Opera house documentary lifts lid on backstage crisis
Covent Garden on film: Fly-on-the-wall BBC television series set to reveal a picture of discord behind the lavish scenery
Monday 18 December 1995
But instead of images of passionate music-making and enthused music- lovers, the documentary shows a saga of gloomy staff, cursing directors and disgruntled opera-goers caught up in various disputes.
A BBC camera crew followed the life of the Opera House for a year, through the 1993-94 season, to create the six-part series to be shown from next month. Opera house officials had anticipated a celebration of its creative achievements, rather than an insight into tensions behind the lavish scenery. But Jeremy Isaacs, general director of the Opera House, said he was foolish to have expected such a film and claimed it was not a true reflection of the company. "It was naive of me to think we would get a measured picture of our work. I don't think it is that at all," he said.
Even Mr Isaacs's former career as a television executive did not protect him from the probing eye of the camera. He is seen in full flight angrily uttering a four-letter word, after the Arts Council resisted giving extra funding to pay for an alternative venue while the opera house is rebuilt under a pounds 200m redevelopment plan.

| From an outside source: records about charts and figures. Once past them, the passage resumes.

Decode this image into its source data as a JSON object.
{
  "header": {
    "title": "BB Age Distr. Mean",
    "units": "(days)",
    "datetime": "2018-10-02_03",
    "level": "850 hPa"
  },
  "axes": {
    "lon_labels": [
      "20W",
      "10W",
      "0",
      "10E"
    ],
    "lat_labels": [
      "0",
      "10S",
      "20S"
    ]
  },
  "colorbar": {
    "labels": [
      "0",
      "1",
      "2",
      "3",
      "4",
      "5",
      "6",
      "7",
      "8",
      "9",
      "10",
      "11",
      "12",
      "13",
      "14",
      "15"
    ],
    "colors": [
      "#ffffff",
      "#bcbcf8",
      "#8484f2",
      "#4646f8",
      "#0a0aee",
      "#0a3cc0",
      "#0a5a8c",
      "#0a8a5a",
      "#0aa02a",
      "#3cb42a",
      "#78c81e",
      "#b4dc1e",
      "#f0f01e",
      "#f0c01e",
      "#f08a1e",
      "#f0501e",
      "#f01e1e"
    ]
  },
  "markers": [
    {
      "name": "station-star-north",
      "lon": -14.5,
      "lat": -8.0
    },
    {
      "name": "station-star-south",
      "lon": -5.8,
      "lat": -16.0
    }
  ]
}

The series gives a close-up account of the trials of the Opera House, including a spending crisis on Anthony Dowell's production of Sleeping Beauty, called "absolutely catastrophic" by the opera house chairman Sir Angus Stirling in a boardroom row with Isaacs.
Staff struggle with outdated machinery; attempts to show that opera is not elitist are undermined by a shot of the Princess of Wales in the grand tier, while a working-class woman searches for her cut-price seat in the gods. Even Peter and Bill, the barmen in the Crush Bar, hate each other after three decades.
So why do prestigious institutions with troublesome public images lay themselves bare for the camera? The Opera House was anxious to justify its funding after years of allegations of elitism and profligacy in expectation of a large lottery bid - it was awarded pounds 55m.
According to its supporters, the Opera House will still benefit from television exposure. "It's a good thing when fly-on-the-wall crews lift the lid off how arts institutions work, warts and all," Graeme Kay, editor of Opera Now magazine said. "People will be quite surprised to find out how much dedication there is and it is providing productions that are the best in the world in terms of how much money they have to play with."
But a leading arts administrator said: "These institutions always think they are going to get something out of it that will enhance their image and then they're upset when they don't just get the straight PR puffery."
In the last three decades British institutions that have been wooed by the cameras include the police, the foreign office, the monarchy, a local golf club in Northwood, where all eight directors were forced to resign after it was shown as a bastion of male chauvinism, and the England football team, whose then manager, Graham Taylor, showed a colourful turn of phrase and temper.
At the Opera House an outburst of temper is displayed by Sir James Spooner, chairman of the opera board, who accuses Mr Isaacs of giving designers and directors too much freedom. "It really does annoy me, these grand people. They really are bastards the way they play us about like this . . . you don't kick 'em hard enough," he says.